[BugFix] Add reference to policy with state dict (#3043)

felixy12 · feyu-bdai · vmoens · commit 0dc98d5394ee · 2025-07-17T07:41:42.000-07:00
Co-authored-by: Felix Yu &lt;feyu@theaiinstitute.com&gt;
diff --git a/torchrl/collectors/collectors.py b/torchrl/collectors/collectors.py
@@ -686,6 +686,10 @@ def __init__(
                 policy = RandomPolicy(env.full_action_spec)
         elif policy_factory is not None:
             raise TypeError("policy_factory cannot be used with policy argument.")
+        # If the underlying policy has a state_dict, we keep a reference to the policy and
+        # do all policy weight saving/loading through it
+        if hasattr(policy, "state_dict"):
+            self._policy_w_state_dict = policy
 
         if trust_policy is None:
             trust_policy = isinstance(policy, (RandomPolicy, CudaGraphModule))
@@ -1686,8 +1690,8 @@ def state_dict(self) -> OrderedDict:
         else:
             env_state_dict = OrderedDict()
 
-        if hasattr(self.policy, "state_dict"):
-            policy_state_dict = self.policy.state_dict()

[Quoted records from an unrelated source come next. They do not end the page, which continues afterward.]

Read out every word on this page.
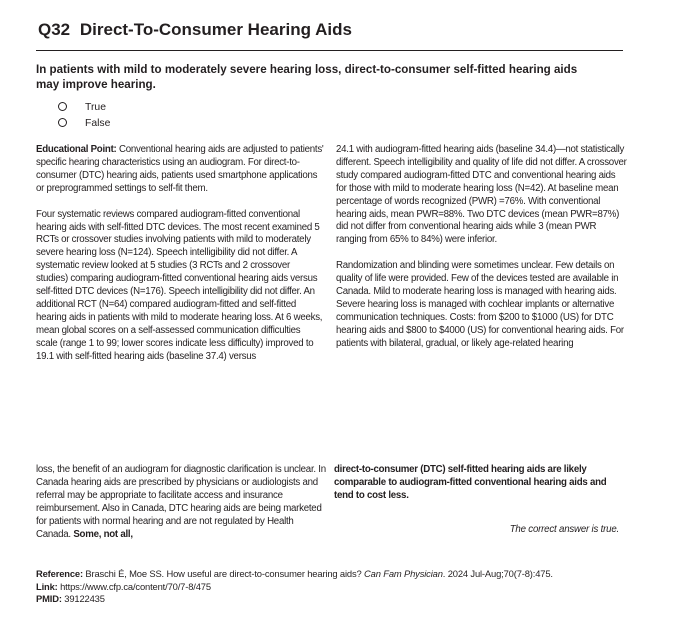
Q32 Direct-To-Consumer Hearing Aids
In patients with mild to moderately severe hearing loss, direct-to-consumer self-fitted hearing aids may improve hearing.
True
False

Educational Point: Conventional hearing aids are adjusted to patients' specific hearing characteristics using an audiogram. For direct-to-consumer (DTC) hearing aids, patients used smartphone applications or preprogrammed settings to self-fit them.

Four systematic reviews compared audiogram-fitted conventional hearing aids with self-fitted DTC devices. The most recent examined 5 RCTs or crossover studies involving patients with mild to moderately severe hearing loss (N=124). Speech intelligibility did not differ. A systematic review looked at 5 studies (3 RCTs and 2 crossover studies) comparing audiogram-fitted conventional hearing aids versus self-fitted DTC devices (N=176). Speech intelligibility did not differ. An additional RCT (N=64) compared audiogram-fitted and self-fitted hearing aids in patients with mild to moderate hearing loss. At 6 weeks, mean global scores on a self-assessed communication difficulties scale (range 1 to 99; lower scores indicate less difficulty) improved to 19.1 with self-fitted hearing aids (baseline 37.4) versus

24.1 with audiogram-fitted hearing aids (baseline 34.4)—not statistically different. Speech intelligibility and quality of life did not differ. A crossover study compared audiogram-fitted DTC and conventional hearing aids for those with mild to moderate hearing loss (N=42). At baseline mean percentage of words recognized (PWR) =76%. With conventional hearing aids, mean PWR=88%. Two DTC devices (mean PWR=87%) did not differ from conventional hearing aids while 3 (mean PWR ranging from 65% to 84%) were inferior.

Randomization and blinding were sometimes unclear. Few details on quality of life were provided. Few of the devices tested are available in Canada. Mild to moderate hearing loss is managed with hearing aids. Severe hearing loss is managed with cochlear implants or alternative communication techniques. Costs: from $200 to $1000 (US) for DTC hearing aids and $800 to $4000 (US) for conventional hearing aids. For patients with bilateral, gradual, or likely age-related hearing

loss, the benefit of an audiogram for diagnostic clarification is unclear. In Canada hearing aids are prescribed by physicians or audiologists and referral may be appropriate to facilitate access and insurance reimbursement. Also in Canada, DTC hearing aids are being marketed for patients with normal hearing and are not regulated by Health Canada. Some, not all,

direct-to-consumer (DTC) self-fitted hearing aids are likely comparable to audiogram-fitted conventional hearing aids and tend to cost less.

The correct answer is true.
Reference: Braschi É, Moe SS. How useful are direct-to-consumer hearing aids? Can Fam Physician. 2024 Jul-Aug;70(7-8):475.
Link: https://www.cfp.ca/content/70/7-8/475
PMID: 39122435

+        if hasattr(self, "_policy_w_state_dict"):
+            policy_state_dict = self._policy_w_state_dict.state_dict()

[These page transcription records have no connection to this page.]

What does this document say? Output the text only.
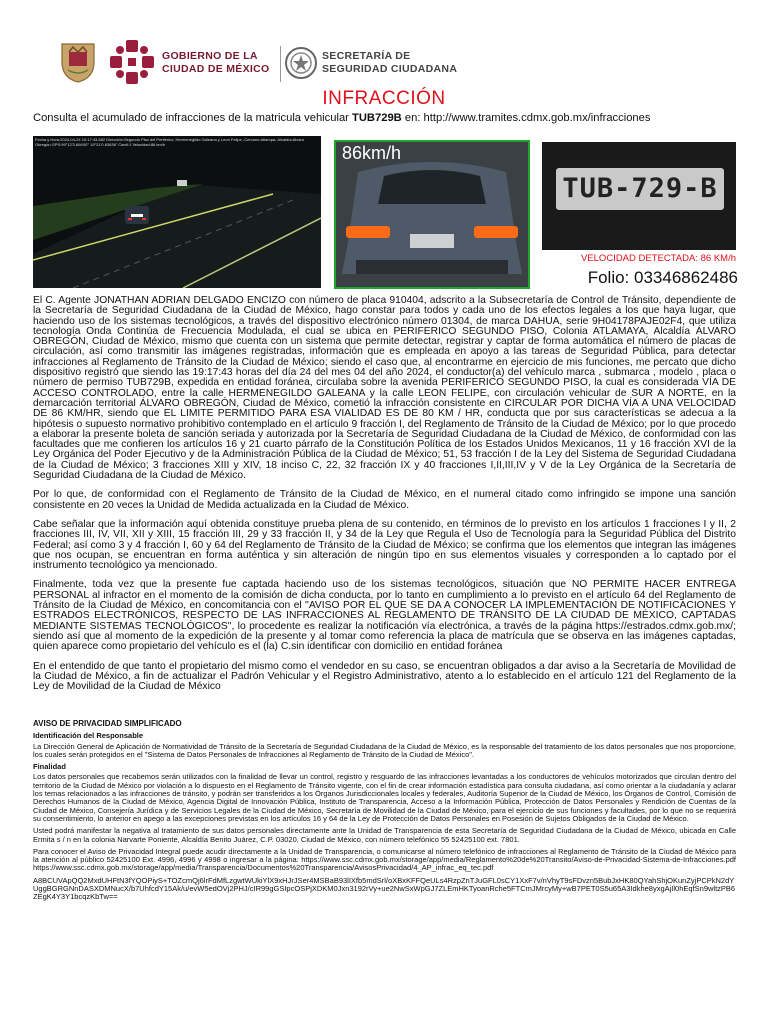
GOBIERNO DE LA
CIUDAD DE MÉXICO
SECRETARÍA DE
SEGURIDAD CIUDADANA
INFRACCIÓN
Consulta el acumulado de infracciones de la matricula vehicular TUB729B en: http://www.tramites.cdmx.gob.mx/infracciones
Fecha y Hora:2024-04-24 19:17:43.682 Dirección:Segundo Piso del Periferico, Hermenegildo Galeana y Leon Felipe -Cercano:Atlampa- Alcaldía:Alvaro Obregón GPS:99°12'3.6W/00° 19°21'0.63636" Carril:1 Velocidad:86 km/h	86km/h
TUB-729-B
VELOCIDAD DETECTADA: 86 KM/h
Folio: 03346862486

El C. Agente JONATHAN ADRIAN DELGADO ENCIZO con número de placa 910404, adscrito a la Subsecretaría de Control de Tránsito, dependiente de la Secretaría de Seguridad Ciudadana de la Ciudad de México, hago constar para todos y cada uno de los efectos legales a los que haya lugar, que haciendo uso de los sistemas tecnológicos, a través del dispositivo electrónico número 01304, de marca DAHUA, serie 9H04178PAJE02F4, que utiliza tecnología Onda Continúa de Frecuencia Modulada, el cual se ubica en PERIFERICO SEGUNDO PISO, Colonia ATLAMAYA, Alcaldía ÁLVARO OBREGÓN, Ciudad de México, mismo que cuenta con un sistema que permite detectar, registrar y captar de forma automática el número de placas de circulación, así como transmitir las imágenes registradas, información que es empleada en apoyo a las tareas de Seguridad Pública, para detectar infracciones al Reglamento de Tránsito de la Ciudad de México; siendo el caso que, al encontrarme en ejercicio de mis funciones, me percato que dicho dispositivo registró que siendo las 19:17:43 horas del día 24 del mes 04 del año 2024, el conductor(a) del vehículo marca , submarca , modelo , placa o número de permiso TUB729B, expedida en entidad foránea, circulaba sobre la avenida PERIFERICO SEGUNDO PISO, la cual es considerada VÍA DE ACCESO CONTROLADO, entre la calle HERMENEGILDO GALEANA y la calle LEON FELIPE, con circulación vehicular de SUR A NORTE, en la demarcación territorial ÁLVARO OBREGÓN, Ciudad de México, cometió la infracción consistente en CIRCULAR POR DICHA VÍA A UNA VELOCIDAD DE 86 KM/HR, siendo que EL LIMITE PERMITIDO PARA ESA VIALIDAD ES DE 80 KM / HR, conducta que por sus características se adecua a la hipótesis o supuesto normativo prohibitivo contemplado en el artículo 9 fracción I, del Reglamento de Tránsito de la Ciudad de México; por lo que procedo a elaborar la presente boleta de sanción seriada y autorizada por la Secretaría de Seguridad Ciudadana de la Ciudad de México, de conformidad con las facultades que me confieren los artículos 16 y 21 cuarto párrafo de la Constitución Política de los Estados Unidos Mexicanos, 11 y 16 fracción XVI de la Ley Orgánica del Poder Ejecutivo y de la Administración Pública de la Ciudad de México; 51, 53 fracción I de la Ley del Sistema de Seguridad Ciudadana de la Ciudad de México; 3 fracciones XIII y XIV, 18 inciso C, 22, 32 fracción IX y 40 fracciones I,II,III,IV y V de la Ley Orgánica de la Secretaría de Seguridad Ciudadana de la Ciudad de México.

Por lo que, de conformidad con el Reglamento de Tránsito de la Ciudad de México, en el numeral citado como infringido se impone una sanción consistente en 20 veces la Unidad de Medida actualizada en la Ciudad de México.

Cabe señalar que la información aquí obtenida constituye prueba plena de su contenido, en términos de lo previsto en los artículos 1 fracciones I y II, 2 fracciones III, IV, VII, XII y XIII, 15 fracción III, 29 y 33 fracción II, y 34 de la Ley que Regula el Uso de Tecnología para la Seguridad Pública del Distrito Federal; así como 3 y 4 fracción I, 60 y 64 del Reglamento de Tránsito de la Ciudad de México; se confirma que los elementos que integran las imágenes que nos ocupan, se encuentran en forma auténtica y sin alteración de ningún tipo en sus elementos visuales y corresponden a lo captado por el instrumento tecnológico ya mencionado.

Finalmente, toda vez que la presente fue captada haciendo uso de los sistemas tecnológicos, situación que NO PERMITE HACER ENTREGA PERSONAL al infractor en el momento de la comisión de dicha conducta, por lo tanto en cumplimiento a lo previsto en el artículo 64 del Reglamento de Tránsito de la Ciudad de México, en concomitancia con el "AVISO POR EL QUE SE DA A CONOCER LA IMPLEMENTACIÓN DE NOTIFICACIONES Y ESTRADOS ELECTRÓNICOS, RESPECTO DE LAS INFRACCIONES AL REGLAMENTO DE TRÁNSITO DE LA CIUDAD DE MÉXICO, CAPTADAS MEDIANTE SISTEMAS TECNOLÓGICOS", lo procedente es realizar la notificación vía electrónica, a través de la página https://estrados.cdmx.gob.mx/; siendo así que al momento de la expedición de la presente y al tomar como referencia la placa de matrícula que se observa en las imágenes captadas, quien aparece como propietario del vehículo es el (la) C.sin identificar con domicilio en entidad foránea

En el entendido de que tanto el propietario del mismo como el vendedor en su caso, se encuentran obligados a dar aviso a la Secretaría de Movilidad de la Ciudad de México, a fin de actualizar el Padrón Vehicular y el Registro Administrativo, atento a lo establecido en el artículo 121 del Reglamento de la Ley de Movilidad de la Ciudad de México

AVISO DE PRIVACIDAD SIMPLIFICADO
Identificación del Responsable

La Dirección General de Aplicación de Normatividad de Tránsito de la Secretaría de Seguridad Ciudadana de la Ciudad de México, es la responsable del tratamiento de los datos personales que nos proporcione, los cuales serán protegidos en el "Sistema de Datos Personales de Infracciones al Reglamento de Tránsito de la Ciudad de México".

Finalidad

Los datos personales que recabemos serán utilizados con la finalidad de llevar un control, registro y resguardo de las infracciones levantadas a los conductores de vehículos motorizados que circulan dentro del territorio de la Ciudad de México por violación a lo dispuesto en el Reglamento de Tránsito vigente, con el fin de crear información estadística para consulta ciudadana, así como orientar a la ciudadanía y aclarar los temas relacionados a las infracciones de tránsito, y podrán ser transferidos a los Órganos Jurisdiccionales locales y federales, Auditoría Superior de la Ciudad de México, los Órganos de Control, Comisión de Derechos Humanos de la Ciudad de México, Agencia Digital de Innovación Pública, Instituto de Transparencia, Acceso a la Información Pública, Protección de Datos Personales y Rendición de Cuentas de la Ciudad de México, Consejería Jurídica y de Servicios Legales de la Ciudad de México, Secretaría de Movilidad de la Ciudad de México, para el ejercicio de sus funciones y facultades, por lo que no se requerirá su consentimiento, lo anterior en apego a las excepciones previstas en los artículos 16 y 64 de la Ley de Protección de Datos Personales en Posesión de Sujetos Obligados de la Ciudad de México.

Usted podrá manifestar la negativa al tratamiento de sus datos personales directamente ante la Unidad de Transparencia de esta Secretaría de Seguridad Ciudadana de la Ciudad de México, ubicada en Calle Ermita s / n en la colonia Narvarte Poniente, Alcaldía Benito Juárez, C.P. 03020, Ciudad de México, con número telefónico 55 52425100 ext. 7801.

Para conocer el Aviso de Privacidad Integral puede acudir directamente a la Unidad de Transparencia, o comunicarse al número telefónico de infracciones al Reglamento de Tránsito de la Ciudad de México para la atención al público 52425100 Ext. 4996, 4996 y 4998 o ingresar a la página: https://www.ssc.cdmx.gob.mx/storage/app/media/Reglamento%20de%20Transito/Aviso-de-Privacidad-Sistema-de-Infracciones.pdf https://www.ssc.cdmx.gob.mx/storage/app/media/Transparencia/Documentos%20Transparencia/AvisosPrivacidad/4_AP_infrac_eq_tec.pdf

A8BCUVApQQ2MxdUHFtN3fYQOPiyS+TOZcmQj6lrFdMfLzgwtWUkiYlX9xHJrJSer4MSBaB93lIXfb5mdSrl/oXBxKFFQeULs4RzpZnTJuGFL0sCY1XxF7v/nVhyT9sFDvzn5BubJxHK80QYahShjOKunZyjPCPkN2dYUggBGRGNnDASXDMNucX/b7UhfcdY15Ak/u/evW5edOVj2PHJ/cIR99gGSIpcOSPjXDKM0Jxn3192rVy+ue2NwSxWpGJ7ZLEmHKTyoanRche5FTCmJMrcyMy+wB7PET0S5u65A3Idkhe8yxgAjIl0hEqfSn9wltzPB6ZEgK4Y3Y1bcqzKbTw==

             state_dict = OrderedDict(
                 policy_state_dict=policy_state_dict,
                 env_state_dict=env_state_dict,
@@ -1711,7 +1715,13 @@ def load_state_dict(self, state_dict: OrderedDict, **kwargs) -> None:
         if strict or "env_state_dict" in state_dict:
             self.env.load_state_dict(state_dict["env_state_dict"], **kwargs)

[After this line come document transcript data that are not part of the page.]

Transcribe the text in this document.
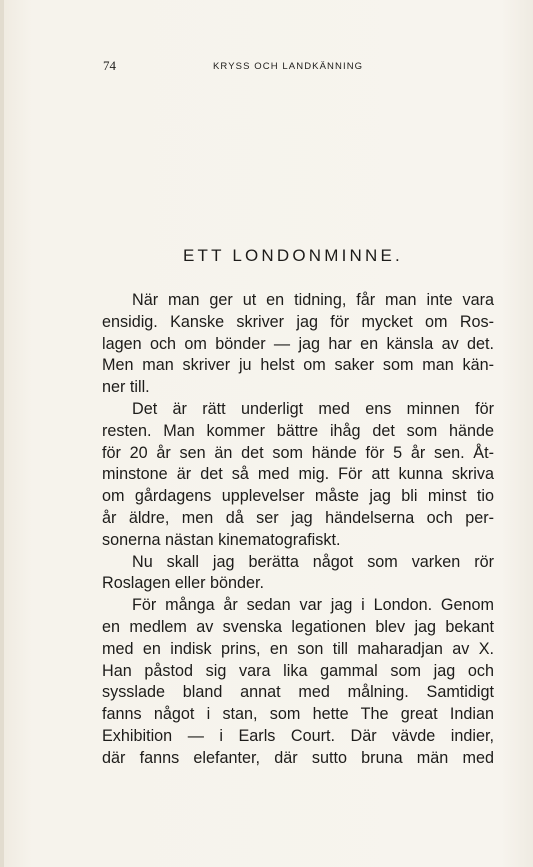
74	KRYSS OCH LANDKÄNNING
ETT LONDONMINNE.
När man ger ut en tidning, får man inte vara
ensidig. Kanske skriver jag för mycket om Ros-
lagen och om bönder — jag har en känsla av det.
Men man skriver ju helst om saker som man kän-
ner till.
Det är rätt underligt med ens minnen för
resten. Man kommer bättre ihåg det som hände
för 20 år sen än det som hände för 5 år sen. Åt-
minstone är det så med mig. För att kunna skriva
om gårdagens upplevelser måste jag bli minst tio
år äldre, men då ser jag händelserna och per-
sonerna nästan kinematografiskt.
Nu skall jag berätta något som varken rör
Roslagen eller bönder.
För många år sedan var jag i London. Genom
en medlem av svenska legationen blev jag bekant
med en indisk prins, en son till maharadjan av X.
Han påstod sig vara lika gammal som jag och
sysslade bland annat med målning. Samtidigt
fanns något i stan, som hette The great Indian
Exhibition — i Earls Court. Där vävde indier,
där fanns elefanter, där sutto bruna män med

         if strict or "policy_state_dict" in state_dict:
-            self.policy.load_state_dict(state_dict["policy_state_dict"], **kwargs)
+            if not hasattr(self, "_policy_w_state_dict"):
+                raise ValueError(
+                    "Underlying policy does not have state_dict to load policy_state_dict into."
+                )
+            self._policy_w_state_dict.load_state_dict(
+                state_dict["policy_state_dict"], **kwargs
+            )
         self._frames = state_dict["frames"]
         self._iter = state_dict["iter"]